Results: It was postulated over 50 years ago by Thomlinson and Gray that human solid tumours would contain hypoxic cells and that they would exert a negative influence on the outcome of radiotherapy, a prediction that has been amply validated. In addition to the ‘chronic’ hypoxia that they proposed we know that tumours also have ‘acute’ hypoxia produced by the unstable nature of tumour blood flow. The most hypoxic cells in the tumour are the key mediators of the response to large radiation doses (such as are given in stereotactic body radiotherapy), whereas cells at intermediate levels of hypoxia are the most important for standard fractionated radiotherapy. But tumour hypoxia can be exploited to preferentially activate anti-cancer drugs such as tirapazamine in tumours. In addition, hypoxia, through the transcription factor hypoxia inducible factor 1(HIF-1), drives both local angiogenesis and vasculogenesis from circulating cells. We have shown that local tumour irradiation can inhibit angiogenesis, making growth of tumours from surviving cancer cells dependent on vasculogenesis, and that inhibiting key steps in vasculogenesis can markedly sensitize tumours to irradiation.
Acknowledgements
Many talented people both in my laboratory and as collaborators performed the work that I have described.
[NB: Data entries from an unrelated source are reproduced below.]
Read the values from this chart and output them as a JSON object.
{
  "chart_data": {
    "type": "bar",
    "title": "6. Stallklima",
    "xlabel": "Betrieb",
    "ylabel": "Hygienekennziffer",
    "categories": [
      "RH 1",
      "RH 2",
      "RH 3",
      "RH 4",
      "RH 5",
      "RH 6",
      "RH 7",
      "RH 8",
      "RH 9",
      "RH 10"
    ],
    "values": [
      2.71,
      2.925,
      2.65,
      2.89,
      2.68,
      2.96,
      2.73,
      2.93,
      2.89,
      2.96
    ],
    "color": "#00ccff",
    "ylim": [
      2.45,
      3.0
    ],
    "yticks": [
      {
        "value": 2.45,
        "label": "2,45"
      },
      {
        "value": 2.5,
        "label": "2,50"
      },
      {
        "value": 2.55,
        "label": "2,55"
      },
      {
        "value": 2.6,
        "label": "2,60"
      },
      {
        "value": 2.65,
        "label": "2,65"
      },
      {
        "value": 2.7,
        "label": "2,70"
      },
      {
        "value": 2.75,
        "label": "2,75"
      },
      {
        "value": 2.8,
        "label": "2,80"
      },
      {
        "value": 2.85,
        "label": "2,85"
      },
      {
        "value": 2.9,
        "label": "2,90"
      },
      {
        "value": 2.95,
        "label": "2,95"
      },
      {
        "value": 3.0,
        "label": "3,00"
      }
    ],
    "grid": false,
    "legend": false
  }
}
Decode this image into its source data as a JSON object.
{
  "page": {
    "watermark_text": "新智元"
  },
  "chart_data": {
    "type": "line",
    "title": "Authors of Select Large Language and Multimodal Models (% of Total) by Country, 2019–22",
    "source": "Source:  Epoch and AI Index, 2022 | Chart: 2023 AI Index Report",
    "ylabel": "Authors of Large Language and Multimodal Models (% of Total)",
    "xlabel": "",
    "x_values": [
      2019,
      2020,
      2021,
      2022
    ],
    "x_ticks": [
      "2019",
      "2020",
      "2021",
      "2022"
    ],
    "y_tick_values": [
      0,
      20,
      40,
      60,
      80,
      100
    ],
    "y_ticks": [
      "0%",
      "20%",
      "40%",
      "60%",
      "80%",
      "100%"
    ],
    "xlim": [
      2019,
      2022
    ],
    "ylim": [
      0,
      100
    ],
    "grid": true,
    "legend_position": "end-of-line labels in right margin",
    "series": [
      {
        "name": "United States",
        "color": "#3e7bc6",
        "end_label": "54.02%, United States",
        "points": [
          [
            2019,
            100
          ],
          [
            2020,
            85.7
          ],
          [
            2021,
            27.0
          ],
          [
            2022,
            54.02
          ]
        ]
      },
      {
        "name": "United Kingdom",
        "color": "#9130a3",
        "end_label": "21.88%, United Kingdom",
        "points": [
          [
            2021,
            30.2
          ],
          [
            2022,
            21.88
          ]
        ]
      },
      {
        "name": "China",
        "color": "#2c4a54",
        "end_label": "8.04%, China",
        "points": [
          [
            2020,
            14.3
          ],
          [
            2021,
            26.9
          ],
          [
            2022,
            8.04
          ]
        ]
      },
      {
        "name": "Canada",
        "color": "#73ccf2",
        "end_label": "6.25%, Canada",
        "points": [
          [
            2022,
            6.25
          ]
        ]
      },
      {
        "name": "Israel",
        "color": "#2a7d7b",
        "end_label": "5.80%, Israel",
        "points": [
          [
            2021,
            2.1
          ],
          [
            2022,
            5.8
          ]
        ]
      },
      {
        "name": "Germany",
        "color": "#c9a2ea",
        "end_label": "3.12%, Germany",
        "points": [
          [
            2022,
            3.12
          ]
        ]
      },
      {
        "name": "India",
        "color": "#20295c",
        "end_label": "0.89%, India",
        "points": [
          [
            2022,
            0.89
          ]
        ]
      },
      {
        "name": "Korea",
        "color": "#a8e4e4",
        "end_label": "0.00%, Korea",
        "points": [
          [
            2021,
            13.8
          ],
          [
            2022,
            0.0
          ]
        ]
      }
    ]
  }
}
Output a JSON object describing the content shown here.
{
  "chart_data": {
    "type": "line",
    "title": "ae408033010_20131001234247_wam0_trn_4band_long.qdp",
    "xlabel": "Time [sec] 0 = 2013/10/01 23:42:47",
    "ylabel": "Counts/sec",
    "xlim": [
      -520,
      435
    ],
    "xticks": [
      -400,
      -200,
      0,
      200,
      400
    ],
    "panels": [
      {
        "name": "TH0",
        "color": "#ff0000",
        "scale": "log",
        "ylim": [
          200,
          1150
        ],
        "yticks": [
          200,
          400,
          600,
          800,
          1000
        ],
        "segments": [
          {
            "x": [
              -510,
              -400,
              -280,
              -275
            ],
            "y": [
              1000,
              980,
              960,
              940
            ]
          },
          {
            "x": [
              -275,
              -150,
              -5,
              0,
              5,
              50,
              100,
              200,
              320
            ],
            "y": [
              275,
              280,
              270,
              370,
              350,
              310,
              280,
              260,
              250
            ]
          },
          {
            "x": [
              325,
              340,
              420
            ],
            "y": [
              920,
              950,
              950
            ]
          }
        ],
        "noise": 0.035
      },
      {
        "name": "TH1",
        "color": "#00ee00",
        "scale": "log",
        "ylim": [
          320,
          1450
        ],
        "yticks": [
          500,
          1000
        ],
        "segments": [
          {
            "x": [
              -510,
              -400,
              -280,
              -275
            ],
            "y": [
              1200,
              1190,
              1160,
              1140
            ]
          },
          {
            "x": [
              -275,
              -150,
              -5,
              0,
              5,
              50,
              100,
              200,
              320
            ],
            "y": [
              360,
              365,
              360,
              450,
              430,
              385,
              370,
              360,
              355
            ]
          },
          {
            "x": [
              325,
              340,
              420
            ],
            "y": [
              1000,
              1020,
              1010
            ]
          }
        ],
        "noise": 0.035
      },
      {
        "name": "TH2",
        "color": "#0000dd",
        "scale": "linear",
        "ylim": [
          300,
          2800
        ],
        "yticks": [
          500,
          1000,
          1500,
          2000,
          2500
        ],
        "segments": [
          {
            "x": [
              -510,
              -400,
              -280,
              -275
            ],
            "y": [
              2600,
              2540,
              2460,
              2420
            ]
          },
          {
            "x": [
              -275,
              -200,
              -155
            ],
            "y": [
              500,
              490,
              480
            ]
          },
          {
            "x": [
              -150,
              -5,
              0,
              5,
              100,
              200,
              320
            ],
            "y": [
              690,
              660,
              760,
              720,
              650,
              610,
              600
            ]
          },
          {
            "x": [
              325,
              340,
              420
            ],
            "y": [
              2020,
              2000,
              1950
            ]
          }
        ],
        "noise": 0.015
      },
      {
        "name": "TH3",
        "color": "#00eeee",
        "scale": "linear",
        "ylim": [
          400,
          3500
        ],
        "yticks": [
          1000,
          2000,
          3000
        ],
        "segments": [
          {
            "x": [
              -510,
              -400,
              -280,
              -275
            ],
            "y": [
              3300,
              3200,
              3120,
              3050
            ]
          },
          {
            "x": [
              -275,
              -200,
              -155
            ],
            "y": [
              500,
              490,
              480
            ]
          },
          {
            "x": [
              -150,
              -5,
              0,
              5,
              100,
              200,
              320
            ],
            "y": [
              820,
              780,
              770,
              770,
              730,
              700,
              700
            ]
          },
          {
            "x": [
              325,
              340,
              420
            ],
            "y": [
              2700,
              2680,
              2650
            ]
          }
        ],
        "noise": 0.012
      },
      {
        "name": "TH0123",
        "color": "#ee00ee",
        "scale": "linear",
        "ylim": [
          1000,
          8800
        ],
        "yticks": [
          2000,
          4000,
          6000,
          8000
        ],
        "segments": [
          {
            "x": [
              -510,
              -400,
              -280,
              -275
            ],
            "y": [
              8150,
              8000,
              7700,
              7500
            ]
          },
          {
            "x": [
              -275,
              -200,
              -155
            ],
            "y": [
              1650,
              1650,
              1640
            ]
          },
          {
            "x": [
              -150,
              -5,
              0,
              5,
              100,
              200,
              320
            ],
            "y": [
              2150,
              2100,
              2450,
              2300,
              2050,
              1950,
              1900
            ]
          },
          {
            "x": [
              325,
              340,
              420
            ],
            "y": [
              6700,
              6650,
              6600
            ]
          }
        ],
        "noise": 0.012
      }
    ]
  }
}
There are too many to mention them all. However, I would like to thank a few in particular: Bill Lee of SRI international who was instrumental in creating both etanidazole and tirapazamine, Bill Denny and Bill Wilson in Auckland NZ, who have been long-term collaborators on hypoxic cytotoxins, former lab members including Norman Coleman, Elaine Zeman, Amato Giaccia, Jim Evans, Mary Jo Dorie, Katy Peters and Brad Wouters, and current lab members Sophia Chernikova, Shie-chau Liu, Mitomu Kioi and G-one Ahn. The work described was funded by NIH grants CA15201, CA25990, CA067166, CA082566, CA128873 and grants from the Accelerate Brain Cancer Cure and the James McDonnell Foundation.
Declaration of interest: The author reports no conflicts of interest. The author alone is responsible for the content and writing of the paper.